With Earth Day on the horizon (April 22), April has become a month to consider our impact on the planet and how we can be more sustainable. It’s a time for reflection, but also a time for action. How can we transform our behaviour individually and collectively to create a more sustainable environment and protect Earth?
This month’s challenges at Planet Earth Games are all aimed at supporting sustainability and building a greater connection with the natural environment.
Plus by completing this month’s challenges, you will be in with a chance of winning an amazing prize! Planet Earth Games has teamed up with Hot Bin Composting to offer a Mini Compost Bin.
This prize has an innovative design and super insulating material which keeps compost hot, creating a natural environment which quickly digests food and garden waste recycling it into peat free compost. HOTBIN users have individually recycled at least 5kg of waste a week, a massive 260kg each year that avoids going to landfill!
All you have to do it complete four challenges this month and nominate two friends on Instagram or Facebook.
So, here’s four things you can do this month…
FLICK THE SWITCH
An estimated 10% of people in the UK admit to leaving the lights on when we leave them room. Another survey reveals that 12% leave a night light on while they sleep.
With most homes still using electricity generated by burning fossil fuels, it means an estimated 37 million kg of carbon dioxide emissions per day. Which of course, has climate consequences, emitting greater greenhouse gasses into the atmosphere and contributing to global warming. With household bills on the rise from more expensive energy, and daylight-saving hours in place, now is the time to get into good habits around energy conservation. So, turn off lights that are not in use and make the most of the natural light this summer. Take the challenge.
A LADYBIRD LODGE?
More than 40% of insect species are declining and a third are endangered, according to a 2019 report. The total mass number of insects is in decline by around 2.5% per year, leaving a huge impact on the ecosystem. The decline in pollinators such as bees leads to less flowering plants and a lower crop yield. This means a lower number of seeds, fruit, plant regeneration and less food for humans and the wider animal populations.

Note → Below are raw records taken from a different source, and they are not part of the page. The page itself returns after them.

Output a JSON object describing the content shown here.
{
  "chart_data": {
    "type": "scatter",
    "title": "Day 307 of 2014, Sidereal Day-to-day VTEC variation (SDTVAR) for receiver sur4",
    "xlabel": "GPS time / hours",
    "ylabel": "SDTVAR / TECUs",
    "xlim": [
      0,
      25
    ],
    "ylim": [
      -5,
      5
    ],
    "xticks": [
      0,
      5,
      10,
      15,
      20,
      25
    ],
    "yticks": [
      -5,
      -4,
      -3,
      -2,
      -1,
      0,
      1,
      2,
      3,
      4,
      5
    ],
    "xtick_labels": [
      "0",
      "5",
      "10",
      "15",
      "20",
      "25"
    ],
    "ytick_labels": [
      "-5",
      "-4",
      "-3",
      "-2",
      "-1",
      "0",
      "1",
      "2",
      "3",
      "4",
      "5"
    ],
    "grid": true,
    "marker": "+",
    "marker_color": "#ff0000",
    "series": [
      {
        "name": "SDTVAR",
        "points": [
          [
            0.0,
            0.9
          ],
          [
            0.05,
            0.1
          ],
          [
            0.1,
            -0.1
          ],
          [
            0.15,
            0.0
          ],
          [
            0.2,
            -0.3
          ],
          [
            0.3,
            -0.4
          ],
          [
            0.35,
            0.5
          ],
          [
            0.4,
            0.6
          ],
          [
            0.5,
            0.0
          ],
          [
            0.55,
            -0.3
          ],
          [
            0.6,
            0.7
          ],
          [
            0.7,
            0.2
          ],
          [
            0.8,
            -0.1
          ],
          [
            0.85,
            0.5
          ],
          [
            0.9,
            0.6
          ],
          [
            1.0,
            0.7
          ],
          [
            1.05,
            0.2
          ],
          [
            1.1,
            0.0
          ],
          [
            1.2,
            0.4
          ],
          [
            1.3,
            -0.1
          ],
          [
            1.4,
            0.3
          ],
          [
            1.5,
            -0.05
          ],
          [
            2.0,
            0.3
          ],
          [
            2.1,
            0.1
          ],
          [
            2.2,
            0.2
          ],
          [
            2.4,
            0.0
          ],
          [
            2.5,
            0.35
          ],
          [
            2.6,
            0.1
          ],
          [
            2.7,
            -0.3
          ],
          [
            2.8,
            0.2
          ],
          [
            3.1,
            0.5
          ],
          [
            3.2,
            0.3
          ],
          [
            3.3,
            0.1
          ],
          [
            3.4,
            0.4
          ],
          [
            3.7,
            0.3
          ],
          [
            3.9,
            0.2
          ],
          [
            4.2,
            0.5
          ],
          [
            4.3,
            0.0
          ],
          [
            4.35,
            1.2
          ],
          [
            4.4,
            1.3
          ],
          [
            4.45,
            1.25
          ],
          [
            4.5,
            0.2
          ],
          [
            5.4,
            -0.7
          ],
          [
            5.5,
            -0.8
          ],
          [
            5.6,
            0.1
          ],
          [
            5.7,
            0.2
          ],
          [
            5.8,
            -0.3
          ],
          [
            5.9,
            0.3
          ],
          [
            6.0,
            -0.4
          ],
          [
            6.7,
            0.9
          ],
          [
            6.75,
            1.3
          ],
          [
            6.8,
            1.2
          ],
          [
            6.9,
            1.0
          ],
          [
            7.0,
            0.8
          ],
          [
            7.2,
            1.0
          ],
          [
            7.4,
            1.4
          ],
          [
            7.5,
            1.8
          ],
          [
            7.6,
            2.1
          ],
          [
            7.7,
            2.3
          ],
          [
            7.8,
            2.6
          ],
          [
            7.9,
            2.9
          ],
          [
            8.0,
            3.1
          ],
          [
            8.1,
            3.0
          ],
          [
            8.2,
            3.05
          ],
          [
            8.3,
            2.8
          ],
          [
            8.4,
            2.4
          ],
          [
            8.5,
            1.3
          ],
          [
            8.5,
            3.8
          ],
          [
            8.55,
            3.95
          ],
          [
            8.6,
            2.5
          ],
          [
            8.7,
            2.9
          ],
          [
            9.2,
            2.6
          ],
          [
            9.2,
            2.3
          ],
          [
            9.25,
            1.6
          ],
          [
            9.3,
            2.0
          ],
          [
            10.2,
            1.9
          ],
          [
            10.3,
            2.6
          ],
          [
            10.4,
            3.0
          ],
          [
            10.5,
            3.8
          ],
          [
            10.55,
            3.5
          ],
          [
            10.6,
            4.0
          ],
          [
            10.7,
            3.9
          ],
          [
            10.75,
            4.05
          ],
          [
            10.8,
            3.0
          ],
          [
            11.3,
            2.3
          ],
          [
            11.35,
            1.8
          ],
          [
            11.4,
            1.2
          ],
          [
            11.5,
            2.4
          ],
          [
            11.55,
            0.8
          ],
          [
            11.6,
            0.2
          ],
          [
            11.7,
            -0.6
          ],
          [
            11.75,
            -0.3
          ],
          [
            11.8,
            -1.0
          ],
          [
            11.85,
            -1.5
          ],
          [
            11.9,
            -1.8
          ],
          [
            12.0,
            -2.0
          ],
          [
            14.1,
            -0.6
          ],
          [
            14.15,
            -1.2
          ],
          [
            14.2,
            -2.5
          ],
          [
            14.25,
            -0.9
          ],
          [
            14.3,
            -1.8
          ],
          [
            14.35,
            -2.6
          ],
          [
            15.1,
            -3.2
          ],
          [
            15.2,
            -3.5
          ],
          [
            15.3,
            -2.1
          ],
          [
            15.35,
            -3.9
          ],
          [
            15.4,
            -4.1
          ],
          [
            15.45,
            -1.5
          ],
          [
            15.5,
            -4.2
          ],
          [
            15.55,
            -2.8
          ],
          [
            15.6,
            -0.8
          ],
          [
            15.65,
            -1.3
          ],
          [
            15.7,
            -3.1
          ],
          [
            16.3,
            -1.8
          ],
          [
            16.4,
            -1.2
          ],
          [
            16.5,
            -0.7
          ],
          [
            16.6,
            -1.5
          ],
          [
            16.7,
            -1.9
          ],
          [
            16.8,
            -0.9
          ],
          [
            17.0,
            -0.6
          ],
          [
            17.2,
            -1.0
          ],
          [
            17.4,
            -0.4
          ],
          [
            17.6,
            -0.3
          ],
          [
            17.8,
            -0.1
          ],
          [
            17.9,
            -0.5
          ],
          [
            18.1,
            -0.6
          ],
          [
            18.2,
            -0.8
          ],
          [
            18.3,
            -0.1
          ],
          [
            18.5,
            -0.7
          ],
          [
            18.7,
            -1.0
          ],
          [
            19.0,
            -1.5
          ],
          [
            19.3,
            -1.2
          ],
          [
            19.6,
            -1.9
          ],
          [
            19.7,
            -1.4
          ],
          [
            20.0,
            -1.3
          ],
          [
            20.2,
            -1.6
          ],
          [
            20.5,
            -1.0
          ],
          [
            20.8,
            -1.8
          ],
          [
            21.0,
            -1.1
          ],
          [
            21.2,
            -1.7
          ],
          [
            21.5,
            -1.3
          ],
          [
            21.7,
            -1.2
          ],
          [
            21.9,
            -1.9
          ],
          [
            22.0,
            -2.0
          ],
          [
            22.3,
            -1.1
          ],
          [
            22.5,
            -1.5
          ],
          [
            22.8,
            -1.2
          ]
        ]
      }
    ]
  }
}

Additionally, another big impact of the loss of insects is as a food source for birds, reptiles, amphibians, and fish. All of whom rely upon insects for their diet. So, what can we do? Well, one immediate, accessible action is to encourage the return of insects to your garden or even a community space by building a bug hotel. Insects love nooks and crannies among decaying wood, so let’s give them the five-star treatment.
There is some great advice for creating a bug hotel on the Woodland Trust website.
PUT A SPRING IN YOUR STEP
Spring is a time of revival and rebirth. It’s the season when nature awakes from winter. Many animals wake from hibernation and there is a period of breeding. Many birds migrate in search of climes where they can successfully breed. Wildflowers start to blossom and bloom, which trees regain their green sheen from newly sprouting leaves.
Getting out into nature offers a richer experience in Spring than arguably any other time of year. Plus, it is great for our wellbeing too. Studies are showing that connecting with nature helps nurture happiness in people, encouraging positive emotions, including calmness, joy and creativity. In addition, the Mental Health Foundation says “Nature connectedness is also associated with lower levels of poor mental health; in particular lower depression and anxiety levels.”
You see? Being in nature is good for you. So, explore this spring. Look out for bluebells, listen out for the chaffinch and seek out frogspawn and other wonders of nature. With so much to see, hear, touch, smell and hear, it’s a time where the senses really come alive, naturally.
The emission of greenhouse gasses from human activity is leading to global warming and climate change. This is resulting in the rise of sea levels, more extreme weather and negative impacts on the ecosystem. One of the main sources of greenhouse gasses is burning of fossil fuels for transportation and energy,
The reduction of carbon dioxide (CO2) emissions has become a key objective for local, national and international communities to avoid climate catastrophe. So, what can we do? Well, to improve our own health and that of the planet, we can rethink our regular commutes. Could you walk, cycle or even share transport to do your bit towards reducing greenhouse gas emissions? In England, even for short distances of 1–2 miles, over 60% of journeys are made by motor vehicle. Take the challenge with record breaking vegan runner Fiona Oakes.
Spring is a time for renewal, regeneration and growth. Take the opportunity this April, perhaps through Planet Earth Games?